Monday, October 29, 2018

Electoral Reform - People want it - so do it - this is a democracy



If there is one thing I’ve noticed about business people, and it bugs me, they hate competition. Everyone in business seeks a monopoly; monopolies are good for monopolists and bad for society.  I love the open market and the good it does, it is the only medium that seeks every day to figure what I want and how to get to me as inexpensively as possible.  The market only works properly when there is open access to it with low barriers to entry.  When markets are healthy there is dynamism, disruption and wealth distribution – markets stop working when a few players get a hold of control.

If there is one thing I’ve noticed about politicians, they hate democracy – they would rather dispense with it and do what they want – the less democracy we have is better for power mongers and worse for society.  Right now, we elect dictators for four years and then we kick the bums out – and with the new bums comes a massive policy change and wasted money. When the government is constantly “under public pressure” policy continuity begins to emerge and over time we get stable long-term policy.
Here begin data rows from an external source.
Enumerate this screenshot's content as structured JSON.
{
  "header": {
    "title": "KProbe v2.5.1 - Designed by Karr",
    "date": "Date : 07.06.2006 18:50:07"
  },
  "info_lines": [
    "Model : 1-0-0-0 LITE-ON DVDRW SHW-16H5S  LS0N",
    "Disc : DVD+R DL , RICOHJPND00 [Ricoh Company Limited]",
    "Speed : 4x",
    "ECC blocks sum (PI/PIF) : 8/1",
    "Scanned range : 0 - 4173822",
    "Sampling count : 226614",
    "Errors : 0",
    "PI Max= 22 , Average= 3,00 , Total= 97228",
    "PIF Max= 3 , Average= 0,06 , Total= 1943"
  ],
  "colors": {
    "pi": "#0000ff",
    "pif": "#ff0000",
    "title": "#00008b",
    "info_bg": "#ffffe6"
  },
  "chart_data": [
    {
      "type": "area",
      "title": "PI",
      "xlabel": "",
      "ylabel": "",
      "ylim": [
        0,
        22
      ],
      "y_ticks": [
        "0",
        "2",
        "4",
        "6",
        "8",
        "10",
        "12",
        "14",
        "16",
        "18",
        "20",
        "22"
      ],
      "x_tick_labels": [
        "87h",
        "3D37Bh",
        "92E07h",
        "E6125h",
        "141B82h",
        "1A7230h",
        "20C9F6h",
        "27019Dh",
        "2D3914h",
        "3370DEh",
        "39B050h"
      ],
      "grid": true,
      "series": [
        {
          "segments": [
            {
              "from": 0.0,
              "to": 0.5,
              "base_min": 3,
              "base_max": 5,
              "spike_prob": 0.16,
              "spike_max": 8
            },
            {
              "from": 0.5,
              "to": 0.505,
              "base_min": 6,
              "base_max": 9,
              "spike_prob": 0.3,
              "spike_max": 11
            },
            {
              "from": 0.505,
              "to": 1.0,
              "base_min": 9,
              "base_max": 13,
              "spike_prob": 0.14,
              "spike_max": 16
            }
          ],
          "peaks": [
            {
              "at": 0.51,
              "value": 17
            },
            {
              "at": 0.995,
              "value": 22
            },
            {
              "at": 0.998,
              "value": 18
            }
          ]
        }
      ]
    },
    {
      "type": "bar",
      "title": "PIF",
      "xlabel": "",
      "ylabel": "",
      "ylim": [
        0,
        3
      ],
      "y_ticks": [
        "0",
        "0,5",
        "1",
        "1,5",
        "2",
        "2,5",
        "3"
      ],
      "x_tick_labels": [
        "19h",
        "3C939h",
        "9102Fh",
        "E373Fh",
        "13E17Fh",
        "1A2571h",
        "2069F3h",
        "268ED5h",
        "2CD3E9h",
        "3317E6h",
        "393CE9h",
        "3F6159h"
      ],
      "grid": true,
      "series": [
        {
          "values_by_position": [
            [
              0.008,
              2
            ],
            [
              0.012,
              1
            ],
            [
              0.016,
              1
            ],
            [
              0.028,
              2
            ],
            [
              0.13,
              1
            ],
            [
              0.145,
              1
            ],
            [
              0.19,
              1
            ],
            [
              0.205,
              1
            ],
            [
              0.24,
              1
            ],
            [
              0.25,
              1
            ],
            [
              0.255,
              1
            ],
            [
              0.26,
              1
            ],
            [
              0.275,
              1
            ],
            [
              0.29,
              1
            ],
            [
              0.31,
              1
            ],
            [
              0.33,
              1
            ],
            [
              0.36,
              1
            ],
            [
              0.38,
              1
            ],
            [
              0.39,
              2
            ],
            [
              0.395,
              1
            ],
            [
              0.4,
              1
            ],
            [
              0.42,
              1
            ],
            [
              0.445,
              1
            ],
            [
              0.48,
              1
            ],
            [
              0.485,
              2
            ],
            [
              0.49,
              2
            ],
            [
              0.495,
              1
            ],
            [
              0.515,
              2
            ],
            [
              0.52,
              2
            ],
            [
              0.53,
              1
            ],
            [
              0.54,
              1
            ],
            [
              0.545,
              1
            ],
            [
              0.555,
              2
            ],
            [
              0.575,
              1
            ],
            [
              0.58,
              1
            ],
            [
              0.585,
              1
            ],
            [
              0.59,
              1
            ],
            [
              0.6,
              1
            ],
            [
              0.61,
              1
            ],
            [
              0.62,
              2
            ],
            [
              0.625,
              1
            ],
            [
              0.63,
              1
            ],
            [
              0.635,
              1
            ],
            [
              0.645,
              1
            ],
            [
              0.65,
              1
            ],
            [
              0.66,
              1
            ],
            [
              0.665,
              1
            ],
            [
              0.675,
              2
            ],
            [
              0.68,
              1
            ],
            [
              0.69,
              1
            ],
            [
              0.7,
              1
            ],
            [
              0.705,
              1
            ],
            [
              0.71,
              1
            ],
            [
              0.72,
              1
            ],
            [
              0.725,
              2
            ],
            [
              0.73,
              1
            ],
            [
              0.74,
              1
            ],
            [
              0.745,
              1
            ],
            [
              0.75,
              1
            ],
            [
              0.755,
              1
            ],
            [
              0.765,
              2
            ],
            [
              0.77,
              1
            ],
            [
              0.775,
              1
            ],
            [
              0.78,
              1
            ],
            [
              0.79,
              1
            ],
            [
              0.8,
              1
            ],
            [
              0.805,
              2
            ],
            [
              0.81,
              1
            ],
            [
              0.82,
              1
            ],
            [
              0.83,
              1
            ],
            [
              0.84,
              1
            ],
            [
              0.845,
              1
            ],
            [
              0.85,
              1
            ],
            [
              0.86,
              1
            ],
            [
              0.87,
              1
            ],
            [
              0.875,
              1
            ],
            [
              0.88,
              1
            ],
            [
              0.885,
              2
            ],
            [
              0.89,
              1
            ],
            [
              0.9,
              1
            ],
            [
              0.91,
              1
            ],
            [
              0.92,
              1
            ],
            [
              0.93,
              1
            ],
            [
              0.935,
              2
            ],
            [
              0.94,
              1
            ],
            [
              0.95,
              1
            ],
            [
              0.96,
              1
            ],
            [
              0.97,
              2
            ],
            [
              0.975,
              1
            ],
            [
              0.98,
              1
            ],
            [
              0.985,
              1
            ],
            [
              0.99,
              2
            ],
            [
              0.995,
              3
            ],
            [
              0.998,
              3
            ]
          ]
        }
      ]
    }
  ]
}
The hype that is being thrown and accumulating into the biggest, smelliest, mass of BS ever deposited on the field of political debate is the fear of extremist campaign on the NO side. Unbelievable that we have sunk to these sort of fear tactics, less unbelievable when you see who is doing it, the profiteers in the form of long-term political players who quake at the thought of having a full range of representation. 
  
Right now a full third of the electorate is unrepresented, big business is, big labour is, big government is – everyone one else is being taxed without representation.  Farms, ranchers, independent business people, the gig economy, artisans, tradespeople, small business people all out in the cold. The way this vital sector gets represented is through electoral reform. We need lower barriers to entry in the political space, more people in the game and democracy. 


I am in the Rural-Urban Proportional camp. Could this have been done better – most certainly? Are we being asked to buy a bit of pig in a poke – yes? If we are diligent, however, we can nurture this along and make it work. Avoid listening to the unmitigated horse excretion being delivered regarding the “extremists”, political boogiemen are like stray cats, all fear mongers have one and all power mongers use one.